In fact, there were two separate bugs leading to this problem, and this PR that I will merge tomorrow to ROOT master will fix both:

Unfortunately, there is no easy workaround, and your options are to either wait for the next ROOT release 6.30 in a few weeks, building ROOT master from source, or use the ROOT nightly once the patch has landed in the nightlies:

Sorry again it took so long to fix this. It was quite an intricate problem.

Let me know if I can do anything else to help!

Cheers,
Jonas

Hi Jonas,

Thank you so much for fixing these bugs. I just ran the ‘toyModel_simple.C’ script (a slightly modified version that uses ‘RooMinimizer’ instead of 'RooMinuit) with the latest ROOT nightly, and now the plotting seems to work, so that is super nice. Again, thanks a lot! :slight_smile:

Cheers,

Veronica

Hi @jonas ,

There seems to be a significant difference in the result of my 2D fit between the most recent root release (6.28/06) and the root version that you fixed, which I run via the nightlies (ROOT 6.29/01). I only observe this inconsistency when the fit is performed in 2D (not in 1D) when the Beeston-Barlow (BB) method is activated (without BB the result in 2D also agrees between the two ROOT versions).

I have attached the script (“toyModel_1D_and_2D_wBB.C”) that I use to run the toy fit. It can be used to perform both a 1D and 2D fit with/without BB. More details of how to run the code can be found in the top of the script.

The final signal and background yields and, in particular, their uncertainties are different between the two ROOT versions. Furthermore, the table with constant parameters look very different. With ROOT 6.28/06 the gamma parameters in all the bins are minimised to some value different from one, however, with ROOT 6.29/01 many of these parameters are set to one because sigma is found to be zero and for the rest of the parameters the values do not agree between the two versions.

I have attached two text files with the printed output (including the fit result tables) (“printed_output_ROOT_v6_28_06.txt” and “printed_output_ROOT_v6_29_01.txt”).

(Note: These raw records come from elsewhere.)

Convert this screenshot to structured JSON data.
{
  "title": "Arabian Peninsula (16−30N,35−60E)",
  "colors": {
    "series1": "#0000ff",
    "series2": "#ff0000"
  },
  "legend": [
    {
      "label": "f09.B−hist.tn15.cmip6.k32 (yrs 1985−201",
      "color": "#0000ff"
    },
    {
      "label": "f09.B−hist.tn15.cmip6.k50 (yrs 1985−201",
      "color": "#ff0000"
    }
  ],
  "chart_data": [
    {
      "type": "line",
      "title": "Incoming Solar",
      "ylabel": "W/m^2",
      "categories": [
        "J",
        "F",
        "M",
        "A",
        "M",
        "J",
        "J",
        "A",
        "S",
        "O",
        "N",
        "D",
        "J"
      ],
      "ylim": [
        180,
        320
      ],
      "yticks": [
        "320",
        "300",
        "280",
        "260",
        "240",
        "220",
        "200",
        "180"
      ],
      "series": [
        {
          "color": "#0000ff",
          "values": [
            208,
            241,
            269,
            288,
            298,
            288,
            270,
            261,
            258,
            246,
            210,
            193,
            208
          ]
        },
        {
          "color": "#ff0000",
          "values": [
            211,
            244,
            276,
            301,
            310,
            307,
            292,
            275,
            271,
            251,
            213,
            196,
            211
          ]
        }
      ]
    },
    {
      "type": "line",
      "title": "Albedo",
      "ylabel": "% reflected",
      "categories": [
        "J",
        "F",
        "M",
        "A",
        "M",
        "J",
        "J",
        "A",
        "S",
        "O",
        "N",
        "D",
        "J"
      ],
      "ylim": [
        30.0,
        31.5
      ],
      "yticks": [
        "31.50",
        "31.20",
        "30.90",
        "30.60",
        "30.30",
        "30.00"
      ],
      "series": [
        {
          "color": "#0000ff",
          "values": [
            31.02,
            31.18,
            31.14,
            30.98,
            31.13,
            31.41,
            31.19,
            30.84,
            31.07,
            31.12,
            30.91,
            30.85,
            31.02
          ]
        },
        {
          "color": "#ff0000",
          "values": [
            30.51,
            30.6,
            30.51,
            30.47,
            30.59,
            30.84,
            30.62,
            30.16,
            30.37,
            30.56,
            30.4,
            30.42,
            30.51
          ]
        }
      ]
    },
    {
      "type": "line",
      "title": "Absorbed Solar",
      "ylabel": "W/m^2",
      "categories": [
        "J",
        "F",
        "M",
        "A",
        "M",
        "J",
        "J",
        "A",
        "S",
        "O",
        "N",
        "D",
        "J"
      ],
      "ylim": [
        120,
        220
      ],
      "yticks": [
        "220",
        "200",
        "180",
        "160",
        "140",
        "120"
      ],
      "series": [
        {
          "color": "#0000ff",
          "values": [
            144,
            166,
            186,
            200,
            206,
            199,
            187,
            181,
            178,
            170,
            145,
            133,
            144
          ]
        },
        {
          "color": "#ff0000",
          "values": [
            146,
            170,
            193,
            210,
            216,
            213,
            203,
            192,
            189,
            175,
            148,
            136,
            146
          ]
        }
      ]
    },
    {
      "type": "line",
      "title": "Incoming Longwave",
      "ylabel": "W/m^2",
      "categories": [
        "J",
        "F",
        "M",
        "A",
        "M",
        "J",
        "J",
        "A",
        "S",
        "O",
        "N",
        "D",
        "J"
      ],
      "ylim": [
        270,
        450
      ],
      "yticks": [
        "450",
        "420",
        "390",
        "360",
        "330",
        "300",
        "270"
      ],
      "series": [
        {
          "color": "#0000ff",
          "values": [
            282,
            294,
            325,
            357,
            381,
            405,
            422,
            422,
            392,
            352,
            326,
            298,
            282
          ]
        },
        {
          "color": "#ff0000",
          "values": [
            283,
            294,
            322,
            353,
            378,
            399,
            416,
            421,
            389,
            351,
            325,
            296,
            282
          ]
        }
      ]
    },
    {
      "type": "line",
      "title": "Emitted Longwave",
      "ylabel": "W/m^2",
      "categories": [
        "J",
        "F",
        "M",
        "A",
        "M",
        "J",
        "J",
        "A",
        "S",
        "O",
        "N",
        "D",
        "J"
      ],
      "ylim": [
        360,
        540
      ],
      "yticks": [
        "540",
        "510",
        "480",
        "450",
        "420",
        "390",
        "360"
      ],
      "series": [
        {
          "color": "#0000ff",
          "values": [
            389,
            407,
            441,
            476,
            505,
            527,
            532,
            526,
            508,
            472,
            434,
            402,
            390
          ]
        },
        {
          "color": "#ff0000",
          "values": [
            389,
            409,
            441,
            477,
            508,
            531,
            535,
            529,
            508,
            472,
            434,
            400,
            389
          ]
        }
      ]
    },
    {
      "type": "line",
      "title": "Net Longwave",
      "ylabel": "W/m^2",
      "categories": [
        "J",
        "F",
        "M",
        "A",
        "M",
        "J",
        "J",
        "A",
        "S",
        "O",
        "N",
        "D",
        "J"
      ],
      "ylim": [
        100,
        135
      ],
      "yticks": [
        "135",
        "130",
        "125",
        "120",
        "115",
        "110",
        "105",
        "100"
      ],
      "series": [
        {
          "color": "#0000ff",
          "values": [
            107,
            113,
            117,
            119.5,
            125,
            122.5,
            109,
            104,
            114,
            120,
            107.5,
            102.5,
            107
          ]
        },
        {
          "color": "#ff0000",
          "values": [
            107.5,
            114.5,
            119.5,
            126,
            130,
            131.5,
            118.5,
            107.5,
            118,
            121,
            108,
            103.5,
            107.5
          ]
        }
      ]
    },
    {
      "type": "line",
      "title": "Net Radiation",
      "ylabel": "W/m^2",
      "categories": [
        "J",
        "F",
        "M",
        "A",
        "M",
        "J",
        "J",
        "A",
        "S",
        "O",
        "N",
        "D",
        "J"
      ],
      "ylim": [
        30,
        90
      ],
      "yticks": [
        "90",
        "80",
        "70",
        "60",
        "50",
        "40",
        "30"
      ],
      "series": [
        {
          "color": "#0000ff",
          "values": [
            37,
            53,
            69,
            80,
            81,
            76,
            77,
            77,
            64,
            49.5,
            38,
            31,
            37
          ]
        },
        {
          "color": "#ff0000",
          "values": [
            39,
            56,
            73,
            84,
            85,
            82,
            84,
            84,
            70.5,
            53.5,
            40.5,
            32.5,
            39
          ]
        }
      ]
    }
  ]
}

Do you have some idea of what could be causing this difference?

Cheers,
Veronica

toyModel_1D_and_2D_wBB.C (18.6 KB)

printed_output_ROOT_v6_28_06.txt (304.9 KB)

printed_output_ROOT_v6_29_01.txt (271.4 KB)

Hi again @jonas,

We have done some more investigations and we can see that the list of constant parameters are changing between the latest ROOT release and ROOT nightlies.

This piece of code here https://github.com/root-project/root/blob/90fcd0fb909376d78509354349c51324faa9f9b7/roofit/histfactory/src/HistFactoryImpl.cxx#L110C7-L118C8 seems to cause a difference (HistFactoryImpl does not exist in ROOT 6.28), as some parameters are set constant because their sigma is found to be 0. Where is this different treatment coming from?

For the record, the follow-up question is covered in a new thread:
https://root-forum.cern.ch/t/discrepancy-in-2d-histfactory-fit-results-between-root-versions-6-28-06-vs-nightlies-with-beeston-barlow-method-activated

In general, it’s better to open new threads for follow-up questions once the original question is solved, because then the post is not on our radar anymore. So it’s good that you did this!